Sunday, 24 April 2011

Up the uplands

The Safari, wifey and Frank set off early for the hills to avoid the heat of the day, not that heat was allegedly not on the cards today, but frank doesn't cope well with heat and he was in for a fair walk quite a bit further than he normally goes.

Several species were on the target list...so how did we get on?
Not far out of town on the lanes a Red Legged Partridge (154) was strutting along the road, a good start.

Arriving on site we soon had another year bird in the form of a female Pied Flycatcher (155)flitting around a hole near the base of one of the large old streamside Alders to a backdrop of a bank of Primroses on the other side of the stream.

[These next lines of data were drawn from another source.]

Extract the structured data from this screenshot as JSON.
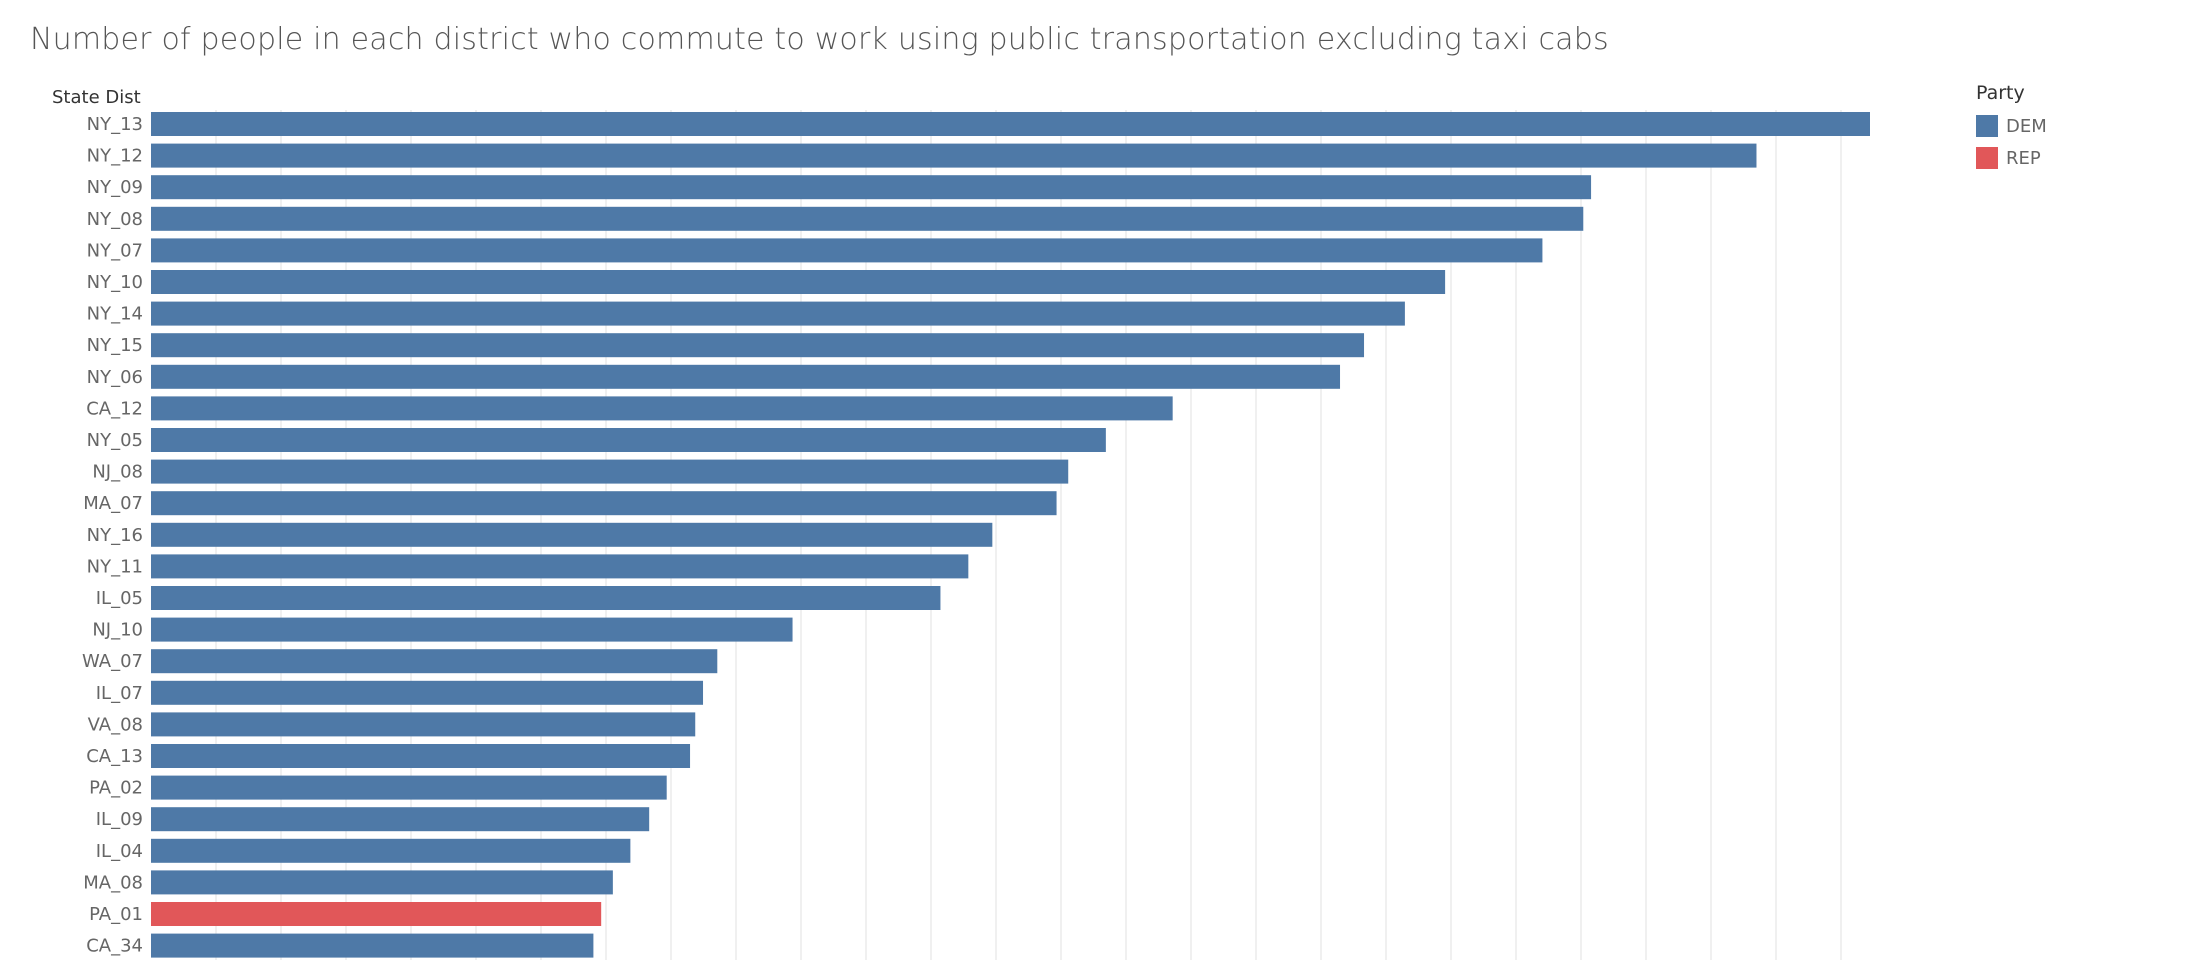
{
  "chart_data": {
    "type": "bar",
    "orientation": "horizontal",
    "title": "Number of people in each district who commute to work using public transportation excluding taxi cabs",
    "row_header": "State Dist",
    "categories": [
      "NY_13",
      "NY_12",
      "NY_09",
      "NY_08",
      "NY_07",
      "NY_10",
      "NY_14",
      "NY_15",
      "NY_06",
      "CA_12",
      "NY_05",
      "NJ_08",
      "MA_07",
      "NY_16",
      "NY_11",
      "IL_05",
      "NJ_10",
      "WA_07",
      "IL_07",
      "VA_08",
      "CA_13",
      "PA_02",
      "IL_09",
      "IL_04",
      "MA_08",
      "PA_01",
      "CA_34"
    ],
    "values": [
      265,
      247.5,
      222,
      220.8,
      214.5,
      199.5,
      193.3,
      187,
      183.3,
      157.5,
      147.2,
      141.4,
      139.6,
      129.7,
      126,
      121.7,
      98.9,
      87.3,
      85.1,
      83.9,
      83.1,
      79.5,
      76.8,
      73.9,
      71.2,
      69.4,
      68.2
    ],
    "party": [
      "DEM",
      "DEM",
      "DEM",
      "DEM",
      "DEM",
      "DEM",
      "DEM",
      "DEM",
      "DEM",
      "DEM",
      "DEM",
      "DEM",
      "DEM",
      "DEM",
      "DEM",
      "DEM",
      "DEM",
      "DEM",
      "DEM",
      "DEM",
      "DEM",
      "DEM",
      "DEM",
      "DEM",
      "DEM",
      "REP",
      "DEM"
    ],
    "xlim": [
      0,
      290
    ],
    "gridlines": "vertical",
    "legend": {
      "title": "Party",
      "position": "top-right",
      "entries": [
        {
          "name": "DEM",
          "color": "#4e79a7"
        },
        {
          "name": "REP",
          "color": "#e15759"
        }
      ]
    }
  }
}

Then a calamity, Frank heard the sound of running water and follwed is ears down a steep bank and in to the water...then he wasn't able to climb out so muggins here had to drop all the kit we were carrying to clamber down and drag him out.

Loading back up we pushed the tripod legs together and one snapped off. Cheap and nasty Chinese thing but with the scope essential at the end of the walk not a good start to the day!

A Kestrel flew round the side of plantation while hundreds of Willow Warblers and Chaffinches sang from every tree.

Higher up the hill the go-back go-back go-back of Red Grouse (156) was heard from the Heather covered hillside. A Raven croaked in the far distance while a Buzzard soared on the first thermal of the day.

A Mistle Thrush dashed across the valley pursued by a Meadow Pipit which may have thought it wasa raptor. Funnily the Mistle Thrush was intent on catching up with a Sparrowhawk to give it hell. Curlews started bubbling all over the place, a really atmospheric sound.

Frank was getting hot by now even though it was still quite early in the morning - ooh he's a lovely boy!!! Ignore the milky white legs...



At the end of the road we scanned with the scope sort of resting on the wobbly two-legged tripod but we were unable to find the Eagle Owl on the far hillside.

On the walk back a farmer set off up the hill on a quad-bike and three Collies to round up his sheep and promptly flushed a Blackbird from a big bale of hay. A Blackbird way up here above the tree line? more like a nice male Ring Ouzel (157).

Other birders reported a Peregrine and another large bird of prey known around these parts but we didn't manage to see either. But sadly no-one had seen or heard any Hen Harriers, Whinchats, Cuckoos or Tree Pipits.
Just have to go back won't we...perhaps without Frank next time..he was cream crackered by the time we got back to the car.

The road back gave us a surprise Dipper (158) where the road runs close to the river, useful being the passenger for a change.
Where to next? One day of hols left so another day's safari somewhere a bit more local for Frank's sake.

In the meantime let us know if the hills are alive with the sound of birdsong in your outback.


2 comments:

Phil said...

Poor old Frank looks thoroughly fed with his birding day. Give him a big bone to cheer up the poor old sod.

Lancashire and Lakeland Outback Adventure Wildlife Safaris said...

He's even worse today Phil - total flaked out at 'the' lark this morning - poor fella can hardly move a muscle!